Heapify: A Linear-Time Operation

  • Show Floyd's heapify is a linear-time operation.

Each node, in Floyd's algorithm, in the worst case, sinks to become a leaf. The sink operation involves repeatedly (recursively) swapping the value with one of the children. Let's make the following observation:

Each node at height $h$ makes at most $h$ swaps (down).

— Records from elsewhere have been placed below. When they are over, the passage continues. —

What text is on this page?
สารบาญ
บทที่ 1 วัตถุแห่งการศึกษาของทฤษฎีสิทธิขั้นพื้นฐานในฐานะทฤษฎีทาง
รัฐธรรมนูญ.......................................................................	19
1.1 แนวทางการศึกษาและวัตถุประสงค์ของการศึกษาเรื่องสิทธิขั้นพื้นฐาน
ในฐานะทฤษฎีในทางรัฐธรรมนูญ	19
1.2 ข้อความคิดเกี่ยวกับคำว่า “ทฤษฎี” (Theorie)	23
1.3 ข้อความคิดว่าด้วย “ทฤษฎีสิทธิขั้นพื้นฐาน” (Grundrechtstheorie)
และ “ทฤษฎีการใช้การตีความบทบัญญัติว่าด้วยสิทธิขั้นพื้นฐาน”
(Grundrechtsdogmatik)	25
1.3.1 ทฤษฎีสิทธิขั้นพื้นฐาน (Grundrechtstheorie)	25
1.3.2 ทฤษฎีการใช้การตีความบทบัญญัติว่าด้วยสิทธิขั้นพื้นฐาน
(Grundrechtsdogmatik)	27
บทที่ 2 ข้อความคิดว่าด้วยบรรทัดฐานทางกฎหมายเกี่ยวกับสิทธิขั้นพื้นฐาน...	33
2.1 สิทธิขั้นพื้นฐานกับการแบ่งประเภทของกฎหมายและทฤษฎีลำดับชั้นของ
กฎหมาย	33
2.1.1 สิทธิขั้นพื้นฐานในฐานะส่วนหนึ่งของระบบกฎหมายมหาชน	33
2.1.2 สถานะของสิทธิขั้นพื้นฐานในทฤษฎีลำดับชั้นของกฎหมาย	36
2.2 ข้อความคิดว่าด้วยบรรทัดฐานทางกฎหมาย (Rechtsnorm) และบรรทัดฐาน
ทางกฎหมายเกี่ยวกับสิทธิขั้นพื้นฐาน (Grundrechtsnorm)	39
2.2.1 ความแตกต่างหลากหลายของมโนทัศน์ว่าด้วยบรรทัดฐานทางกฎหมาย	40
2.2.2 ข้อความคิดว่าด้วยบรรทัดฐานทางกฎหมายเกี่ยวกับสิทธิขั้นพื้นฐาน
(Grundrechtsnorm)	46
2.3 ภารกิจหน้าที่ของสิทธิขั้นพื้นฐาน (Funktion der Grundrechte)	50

So if you are a leaf, at height $h=0$, you make no swaps down. If you are one level higher, at height $h=1$, you make at most one swaps down. And so on. Let's make the following observation:

In a complete binary tree with $n$ nodes, there are $\left \lceil \frac{n}{2} \right \rceil$ nodes at height $h=0$ (leaves), $\left \lceil \frac{n}{4} \right \rceil$ nodes at height $h=1$, $\left \lceil \frac{n}{8} \right \rceil$ nodes at height $h=2$, $\dots$

In general, there are at most $\left \lceil \frac{n}{2^{h+1}} \right \rceil$ nodes of height $h$, so the cost of building a heap is

$$ \sum_{h=0}^{\left \lfloor \lg n \right \rfloor} \left \lceil \frac{n}{2^{h+1}} \right \rceil \Omicron(h) $$

We can rewrite the above expression as

$$ O \left ( \sum_{h=0}^{\left \lfloor \lg n \right \rfloor} \left \lceil \frac{n}{2^{h+1}} \right \rceil h \right ) $$

Since $n$ does not depend on the value of $h$, it can be moved out of the fraction

$$ O \left ( n \sum_{h=0}^{\left \lfloor \lg n \right \rfloor} \left \lceil \frac{h}{2^{h+1}} \right \rceil \right ) $$

Further observe that $\left \lceil \frac{h}{2^{h}\times 2} \right \rceil < \frac{h}{2^{h}}$ and we can use the upper-bound within big-O notation.

$$ O \left ( n \sum_{h=0}^{\left \lfloor \lg n \right \rfloor} \frac{h}{2^{h}} \right ) $$

Moreover,

$$ \sum_{h=0}^{\left \lfloor \lg n \right \rfloor} \frac{h}{2^{h}} < \sum_{h=0}^{\infty} \frac{h}{2^{h}} $$

And, we can use the upper-bound within big-O notation: ​​ $$ O \left ( n \sum_{h=0}^{\infty} \frac{h}{2^{h}} \right ) $$ ​ It turns out the summation converges to $2$: (It is beyond the scope of this course to prove this, but you can check it out on Wolfram Alpha.)

$$ \sum_{h=0}^{\infty} \frac{h}{2^{h}} = 2 $$

Therefore, we get the following which means the heapify operation is linear time.

$$ O \left ( n \times 2 \right ) = O \left ( n \right ) $$

A more intuitive analysis

Let's consider a perfect binary tree; here is a less accurate but more intuitive analysis:

Height#nodesworst-case #swapsTotal work
$0$$n/2$$n/2 \times 0 = 0$$0$
$1$$n/4$$n/4 \times 1 = n/4$$n/4$
$2$$n/8$$n/8 \times 2 = n/4$$n/2$
$3$$n/16$$n/16 \times 3$ is close to $n/8$$n/2 + n/8$
$4$$n/32$$n/32 \times 4 = n/8$$n/2 + n/4$
$5$$n/64$$n/64 \times 5$ is close to $n/16$$n/2 + n/4 + n/16$
$6$$n/128$$n/128 \times 6$ is close to $n/16$$n/2 + n/4 + n/8$
$\vdots$$\dots$$\dots$$n/2 + n/4 + n/8 + \dots$

The summation for total work is in $\Omicron(n)$.

Resources

For a more detailed analysis of Floyd's algorithm, refer to Page 157 (Chapter 6, Section 3) of CLRS.